The decision by the political parties and the broadcasters to show leaders’ debates during the next election is welcome, but is it also a missed opportunity? Never having had televised debates before, we have no traditions or taboos to break. We could have started from scratch and reinvented the format. We could have made them something interesting, exciting, engaging. Instead, we seem to be getting an unimaginative imitation of something which is already losing popularity elsewhere.
And, apart from anything else, the picture of British politics they present will be depressingly traditional and stereotypical. Three white men at varying points of the age spectrum will line up wearing three dark suits, three plain shirts and three carefully chosen ties. Their ‘debate’ will be chaired by three more slightly older white men similarly attired (Alastair Stewart for ITV, Adam Boulton for Sky, and David Dimbleby for the BBC). Women may be present in the equally carefully chosen studio audience, and will probably ask questions if questions are to be asked, but they will not be centre stage. Neither will anybody else not meeting the implied criteria.
It did not have to be like this. The leaders are who they are, but there must have been options when it came to the presenters. There are any number of able women on television news programmes; it would be interesting to know whether any of them were considered, or whether it was simply assumed on all sides that since gravitas would be required, middle-aged white men were the only option. Or did this aspect of things not even occur to them? Are there really no women in television current affairs who can be considered seriously for serious political occasions? Was the choice based on seniority alone? Or was it perhaps decided that the egos of the big political beasts required the egos of the big beasts of television to keep them in order. Hard to tell, but the outcome is all too clear.
This is a pity. From the look of it, the format being proposed for the debates is one that needs more than the new to make it attractive to viewers. According to the Commission on Presidential Debates the audience for the first McCain-Obama debate in 2008 was lower than that for the first Bush-Kerry debate in 2004, and the average audience for all three debates was only slightly higher in 2008 than 2004. The vice-presidential debate did better, but there the prospect of what Sarah Palin might or might not say added a little frisson of unpredictability to the proceedings. In fact, the real story of last year’s US election was the new and creative uses made of online campaigning techniques rather than old-fashioned adversarial debates.

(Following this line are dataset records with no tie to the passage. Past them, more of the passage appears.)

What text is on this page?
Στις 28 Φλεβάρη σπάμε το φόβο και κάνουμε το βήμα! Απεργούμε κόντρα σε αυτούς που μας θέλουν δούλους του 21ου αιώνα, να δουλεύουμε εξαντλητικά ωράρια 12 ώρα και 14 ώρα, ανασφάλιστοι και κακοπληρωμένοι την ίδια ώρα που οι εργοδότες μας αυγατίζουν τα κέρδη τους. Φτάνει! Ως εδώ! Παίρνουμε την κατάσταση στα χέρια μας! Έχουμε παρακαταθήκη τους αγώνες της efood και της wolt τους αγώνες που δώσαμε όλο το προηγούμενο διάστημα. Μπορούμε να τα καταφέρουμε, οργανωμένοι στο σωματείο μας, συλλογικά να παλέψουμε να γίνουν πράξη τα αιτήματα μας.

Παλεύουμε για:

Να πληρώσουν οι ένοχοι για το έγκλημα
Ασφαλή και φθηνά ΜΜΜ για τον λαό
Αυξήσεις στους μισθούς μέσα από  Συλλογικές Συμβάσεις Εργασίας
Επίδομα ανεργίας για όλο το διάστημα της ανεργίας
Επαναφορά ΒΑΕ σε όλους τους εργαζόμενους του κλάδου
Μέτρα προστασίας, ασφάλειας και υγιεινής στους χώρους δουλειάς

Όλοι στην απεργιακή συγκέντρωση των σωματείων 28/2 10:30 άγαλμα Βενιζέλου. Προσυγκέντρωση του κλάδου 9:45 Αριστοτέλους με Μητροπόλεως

There will be nothing unpredictable about our debates this year, and no amount of clever set-building or graphics will disguise how old-fashioned they will look. Those six white men between the ages of 42 (Cameron and Clegg) and 71 (Dimbleby) will address one of the most diverse electorates in the world, and, from the look of it, will then reproduce either the kind of debate we see at Prime Minister’s Questions (which is generally agreed to be a turn-off for most people) or a sort of Question Time without the leavening of other members of the panel. The intentions are good, but the outcomes will do nothing to re-engage a disengaged body politic.
If we really want to improve political and democratic participation we will need to do better than this.